On the way back to New Bedford, Colin begged for the 'sword' of the swordfish as a trophy, and, permission being given, one of the boatmen volunteered to prepare it for him, offering to clean and polish it so that the weapon would show to best advantage. Dr. Jimson had been excessively courteous to Colin throughout the trip, and his fellow-feeling was greatly increased when he learned that the boy also was a holder of the blue tuna button, for he himself was an enthusiastic angler.
"I'm a trout-fisher by preference," said Dr. Jimson, settling himself down for a chat as the schooner sailed quietly on its way to New Bedford, with a dropping wind, "and I believe that the steelhead trout, in the streams that flow through the redwood forests, are the finest fish alive."
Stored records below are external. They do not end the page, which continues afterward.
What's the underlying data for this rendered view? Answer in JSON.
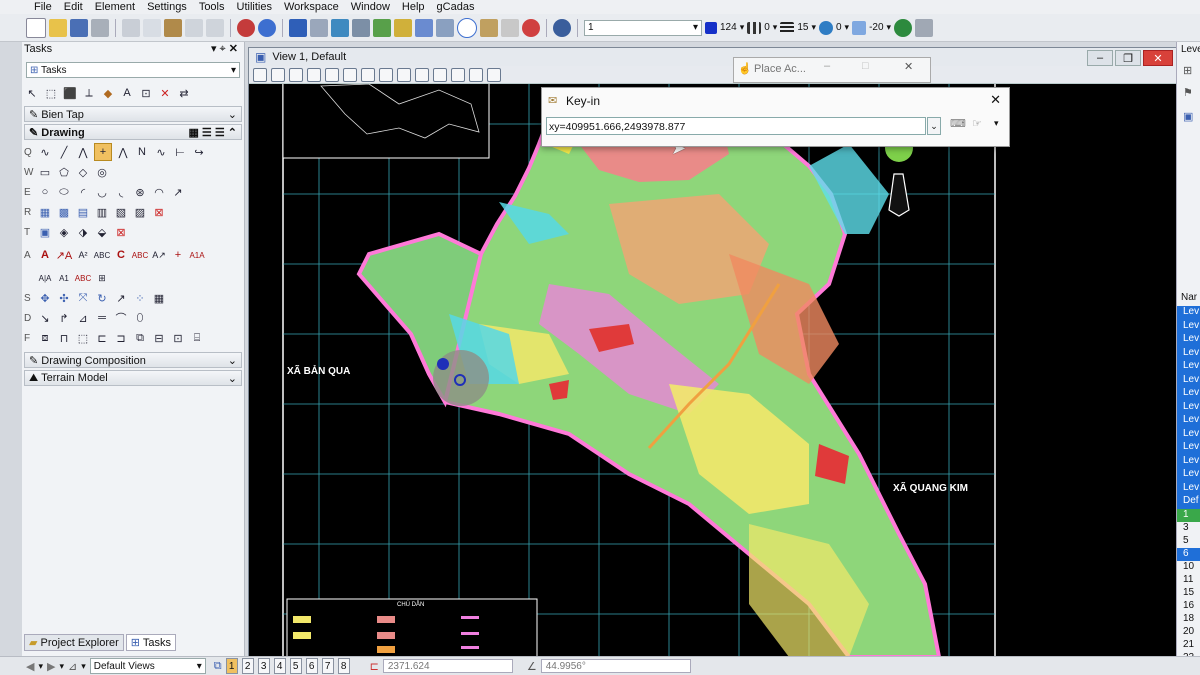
{
  "menu": [
    "File",
    "Edit",
    "Element",
    "Settings",
    "Tools",
    "Utilities",
    "Workspace",
    "Window",
    "Help",
    "gCadas"
  ],
  "toolbar": {
    "level_combo": "1",
    "color_value": "124",
    "linestyle_value": "0",
    "weight_value": "15",
    "transparency_value": "0",
    "priority_value": "-20",
    "colors": {
      "blue": "#1530c8"
    }
  },
  "tasks": {
    "title": "Tasks",
    "combo": "Tasks",
    "sections": {
      "bien_tap": "Bien Tap",
      "drawing": "Drawing",
      "drawing_composition": "Drawing Composition",
      "terrain_model": "Terrain Model"
    },
    "row_keys": [
      "Q",
      "W",
      "E",
      "R",
      "T",
      "A",
      "S",
      "D",
      "F"
    ],
    "tabs": {
      "project_explorer": "Project Explorer",
      "tasks": "Tasks"
    }
  },
  "view": {
    "title": "View 1, Default",
    "map_labels": {
      "left": "XÃ BẢN QUA",
      "right": "XÃ QUANG KIM"
    },
    "legend_title": "CHÚ DẪN"
  },
  "keyin": {
    "title": "Key-in",
    "value": "xy=409951.666,2493978.877"
  },
  "place_active": {
    "title": "Place Ac..."
  },
  "right_panel": {
    "header_fragment": "Leve",
    "name_col": "Nar",
    "rows_selected": [
      "Lev",
      "Lev",
      "Lev",
      "Lev",
      "Lev",
      "Lev",
      "Lev",
      "Lev",
      "Lev",
      "Lev",
      "Lev",
      "Lev",
      "Lev",
      "Lev"
    ],
    "row_def": "Def",
    "numbers": [
      "1",
      "3",
      "5",
      "6",
      "10",
      "11",
      "15",
      "16",
      "18",
      "20",
      "21",
      "22"
    ]
  },
  "status": {
    "default_views": "Default Views",
    "view_numbers": [
      "1",
      "2",
      "3",
      "4",
      "5",
      "6",
      "7",
      "8"
    ],
    "field_a": "2371.624",
    "field_b": "44.9956°"
  }
}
"I thought the rainbow trout was supposed to have the call," said Colin; "at least, Father al
ways declares so, and he goes up to the Klamath region nearly every year."
"The rainbow is a very gamy trout," agreed the angler, "and it runs large, up to twenty pounds sometimes, but pound for pound, there's more fight in a steelhead."
"What's the Dolly Varden?" Colin queried. "I never can get the various kinds of trout clear in my mind."
"If you can keep them clear when you have them hooked," said the other, with a jolly laugh, "that's much more important. But a Dolly Varden isn't a trout at all, it's really a char. It's a beautiful fish, too, and you find it in cold, clear streams, such as the upper waters of the Sacramento and Alaskan rivers. In Alaska it swarms in millions. But the most beautiful trout in the country, indeed the most beautiful fish in the world, perhaps, are found in three little streams on the very top of the Sierra Nevada. Did they tell you the story, in Washington, about the three forms of golden trout?"
"No, Dr. Jimson," the boy replied; "Dr. Crafts mentioned it, but something came up to turn the conversation."
"I went up on that expedition a few years ago,"
the trout-lover said, "because I've done a good deal of work for the Bureau on the whole salmon family. Trout and salmon are very near relatives, and the trout will go up streams and leap small falls just as the salmon do. But, as you can easily see, in the headwaters of streams rising high in the Sierras, there are sure to be falls that trout cannot leap."